“Help!” cries the fair maiden in the tower.
She represents my good ideas and also ingrained sexist tropes impressed upon my younger mind by a patriarchal society that which depicts women as passive and helpless.
“Rawr!” cries the terrible little dragon flying about, guarding the maiden with its steely eyes and steelier claws and terrorizing the peasant countryside when it gets off from work.
It represents the rest of my mind.
“Oh God in Heaven please don’t eat me!” cries the knight. He represents the part of me which is a wrestler and the part of me that wants to say something coherent.
The dragon has already eaten the part of me whose job it was to come up with good metaphors.
Every time is a struggle. Every time is a toss-up.
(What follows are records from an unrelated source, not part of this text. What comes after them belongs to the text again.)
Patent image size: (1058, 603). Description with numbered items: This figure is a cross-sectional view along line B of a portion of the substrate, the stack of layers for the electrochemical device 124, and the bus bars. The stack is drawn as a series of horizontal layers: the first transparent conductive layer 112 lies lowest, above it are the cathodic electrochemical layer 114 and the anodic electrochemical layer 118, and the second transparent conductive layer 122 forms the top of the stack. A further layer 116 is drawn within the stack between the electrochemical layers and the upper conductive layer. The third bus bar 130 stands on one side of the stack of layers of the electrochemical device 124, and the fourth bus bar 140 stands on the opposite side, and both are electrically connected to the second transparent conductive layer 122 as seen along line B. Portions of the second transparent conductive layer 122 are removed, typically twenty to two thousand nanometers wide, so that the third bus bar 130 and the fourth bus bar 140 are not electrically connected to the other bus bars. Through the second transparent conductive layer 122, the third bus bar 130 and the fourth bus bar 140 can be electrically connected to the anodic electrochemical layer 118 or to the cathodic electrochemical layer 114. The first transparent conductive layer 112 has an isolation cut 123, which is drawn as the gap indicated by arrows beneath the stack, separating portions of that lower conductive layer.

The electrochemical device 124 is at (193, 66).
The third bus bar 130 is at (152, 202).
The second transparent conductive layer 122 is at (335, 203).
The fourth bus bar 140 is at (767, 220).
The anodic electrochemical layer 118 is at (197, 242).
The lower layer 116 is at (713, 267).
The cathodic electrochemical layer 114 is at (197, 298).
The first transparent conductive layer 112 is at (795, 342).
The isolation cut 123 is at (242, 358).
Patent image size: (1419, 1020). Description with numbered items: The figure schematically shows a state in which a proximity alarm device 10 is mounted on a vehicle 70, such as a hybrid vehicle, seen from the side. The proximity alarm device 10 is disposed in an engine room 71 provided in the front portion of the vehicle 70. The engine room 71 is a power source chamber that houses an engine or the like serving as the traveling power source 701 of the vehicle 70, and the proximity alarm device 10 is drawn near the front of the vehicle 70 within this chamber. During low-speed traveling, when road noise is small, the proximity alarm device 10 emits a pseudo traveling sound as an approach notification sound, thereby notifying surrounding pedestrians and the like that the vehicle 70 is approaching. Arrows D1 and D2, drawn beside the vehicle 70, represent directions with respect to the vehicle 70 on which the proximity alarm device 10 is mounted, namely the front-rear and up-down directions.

Every time is a variation on a three-hour play where a kind-of-brave dude-bro in armor challenges the much-sexier dragon to single combat in a steel cage to-the-death oil wrestling match. Each time this happens is because I attempt to say something coherent to the wider world, and my scaly beast of a brain feels the need to roar at the heavens in ugly defiance.
Was I born this way — was the blueprint of brutal-martial-arts-slash-Medieval-European-story-trope imprinted on my soul at birth?
Or was it passed down by untold generations of people like myself — people who found ways to triumph again and again and somehow reproduce before the dragon ate the tinny neckbeard snack for the very last time? It is impossible to say.
Now, I stalk the nights as a knight, seeking to rid the city streets of all dragon-kin.
But I know, in the end, that the real dragon, the true dragon, the last dragon I must face — has been within me all along.